Among unaffected individuals we found variations in ancestry with educational attainment, socioeconomic status (including occupation and income) and hospital where receiving care, but not with place of residence or location (Table 2, Additional file 1: Table S3). Participants who attended university exhibited more European ancestry and less Native American and African ancestry than those who had finished secondary school or primary school only. Similarly, professionals and women who earned over U$S 750 per month, had higher levels of European ancestry, with concomitantly lower levels of Native American and African ancestry (Additional file 1: Table S3). In addition, Native American ancestry was inversely associated with height, age at first child and age at menopause, and positively with BMI, whilst European ancestry was positively associated with age at first child and at menopause. There was also some indication that age at menopause was inversely associated with African ancestry, and that pre-menopausal women had higher African and lower European ancestry (Table 2 and Additional file 1: Table S3). Age was not associated with ancestry.

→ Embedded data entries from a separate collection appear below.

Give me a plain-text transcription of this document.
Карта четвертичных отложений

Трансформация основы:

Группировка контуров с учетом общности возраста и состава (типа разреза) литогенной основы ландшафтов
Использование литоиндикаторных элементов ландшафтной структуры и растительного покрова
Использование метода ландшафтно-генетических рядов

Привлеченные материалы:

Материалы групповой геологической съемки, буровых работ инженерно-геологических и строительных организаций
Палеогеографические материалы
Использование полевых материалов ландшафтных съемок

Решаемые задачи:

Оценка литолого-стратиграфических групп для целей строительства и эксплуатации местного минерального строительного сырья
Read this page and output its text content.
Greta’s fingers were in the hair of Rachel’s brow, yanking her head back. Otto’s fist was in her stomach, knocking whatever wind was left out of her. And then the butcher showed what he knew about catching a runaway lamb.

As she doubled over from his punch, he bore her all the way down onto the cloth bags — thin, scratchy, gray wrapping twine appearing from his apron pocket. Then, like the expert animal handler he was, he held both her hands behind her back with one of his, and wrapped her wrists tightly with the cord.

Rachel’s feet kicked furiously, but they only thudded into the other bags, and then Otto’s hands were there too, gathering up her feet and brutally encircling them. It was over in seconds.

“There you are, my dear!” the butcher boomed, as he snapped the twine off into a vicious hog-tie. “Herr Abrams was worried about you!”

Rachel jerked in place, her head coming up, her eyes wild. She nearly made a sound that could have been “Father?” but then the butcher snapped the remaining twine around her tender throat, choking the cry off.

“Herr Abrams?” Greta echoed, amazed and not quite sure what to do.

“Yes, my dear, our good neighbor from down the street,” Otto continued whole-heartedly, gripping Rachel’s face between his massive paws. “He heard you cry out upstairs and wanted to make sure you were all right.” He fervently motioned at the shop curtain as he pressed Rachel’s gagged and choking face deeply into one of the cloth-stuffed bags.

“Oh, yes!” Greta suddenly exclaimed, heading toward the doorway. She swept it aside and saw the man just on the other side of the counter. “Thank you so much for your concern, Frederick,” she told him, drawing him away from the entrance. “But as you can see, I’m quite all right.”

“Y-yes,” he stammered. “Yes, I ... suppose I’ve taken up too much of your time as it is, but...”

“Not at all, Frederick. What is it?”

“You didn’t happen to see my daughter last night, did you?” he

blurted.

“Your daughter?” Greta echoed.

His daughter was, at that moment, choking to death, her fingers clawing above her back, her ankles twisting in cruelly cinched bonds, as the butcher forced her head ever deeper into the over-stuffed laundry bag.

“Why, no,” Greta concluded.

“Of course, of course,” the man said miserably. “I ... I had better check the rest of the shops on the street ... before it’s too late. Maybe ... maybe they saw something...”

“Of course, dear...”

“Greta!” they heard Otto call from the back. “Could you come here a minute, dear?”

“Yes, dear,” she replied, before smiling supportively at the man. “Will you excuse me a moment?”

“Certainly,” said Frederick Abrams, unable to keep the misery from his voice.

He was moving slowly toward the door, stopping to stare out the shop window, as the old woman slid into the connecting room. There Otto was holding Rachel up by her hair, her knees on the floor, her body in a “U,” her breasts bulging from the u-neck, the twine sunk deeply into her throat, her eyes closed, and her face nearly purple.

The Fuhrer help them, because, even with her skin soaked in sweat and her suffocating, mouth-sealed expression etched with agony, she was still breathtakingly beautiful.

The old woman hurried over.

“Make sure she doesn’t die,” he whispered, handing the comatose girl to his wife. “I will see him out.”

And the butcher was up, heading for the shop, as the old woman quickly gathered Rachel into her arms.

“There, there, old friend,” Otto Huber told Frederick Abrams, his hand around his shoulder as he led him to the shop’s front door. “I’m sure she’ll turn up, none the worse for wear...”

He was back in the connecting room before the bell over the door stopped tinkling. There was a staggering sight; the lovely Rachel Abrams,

The association of ancestry with some of the reproductive variables examined here, which are well-known breast cancer risk factors, suggests that they could mediate a potential association of ancestry with breast cancer, however these variables were also strongly associated with socioeconomic status and education (data not shown).

We ran logistic regression models to test for the effect of ancestry on breast cancer risk with adjustment for age, education and hospital. Education was strongly correlated with socioeconomic status, therefore we did not include the latter in the analyses (correlation coefficient = 0.71, p < 0.0001). European ancestry was positively associated with risk, as was African ancestry, whereas Native American ancestry showed an inverse association. However, there was no strong statistical support for these effects (Table 3).

There were 16 AIMs associated with breast cancer risk as indicated by the Cochran-Armitage trend test (p ≤ 0.05). Thirteen AIMs showed an association with disease when adjustment for European and Native American ancestry was performed (Additional file 1: Tables S4 and S5). The AIM eliciting the strongest association with breast cancer was rs10486576 on 7p15 within locus JAZF1 (per allele OR = 2.0; 95% CI 1.2, 3.1; p = 0.01). No associations were detected if a correction for multiple testing was implemented.

The analysis of mtDNA revealed that the contributions from the three parental groups were 7.6% African, 36.7% Native American and 55.7% European. Among controls 9.8% of individuals carried an African haplogroup, 39.6% a Native American haplogroup, and 50.6% a European haplogroup, whereas among cases the respective figures were 5.5%, 33.7% and 60.8%. Case and control groups were not markedly different from each other (p = 0.12).

Potential confounders were not associated with mtDNA ancestry with the exception of hospital and place of residence, and weakly with income, in controls. Individuals with a Native American mitochondrial haplogroup were less likely to receive medical attention at a private clinic, and to reside outside Montevideo (Additional file 1: Table S6).

Women with maternal Native American or African ancestry were at a lower risk of developing breast cancer than women with maternal European ancestry but statistical support for this finding was lacking (Table 3).

The distribution of mtDNA haplogroups in patients and controls is shown in Table 4. There was no evidence of a differential haplogroup distribution between affected and unaffected subjects. However, when we examined haplogroup H exclusively we found an association with breast cancer, overall and in participants who carried a European mtDNA lineage, after adjustment for age, education, hospital and nuclear European ancestry (Table 3).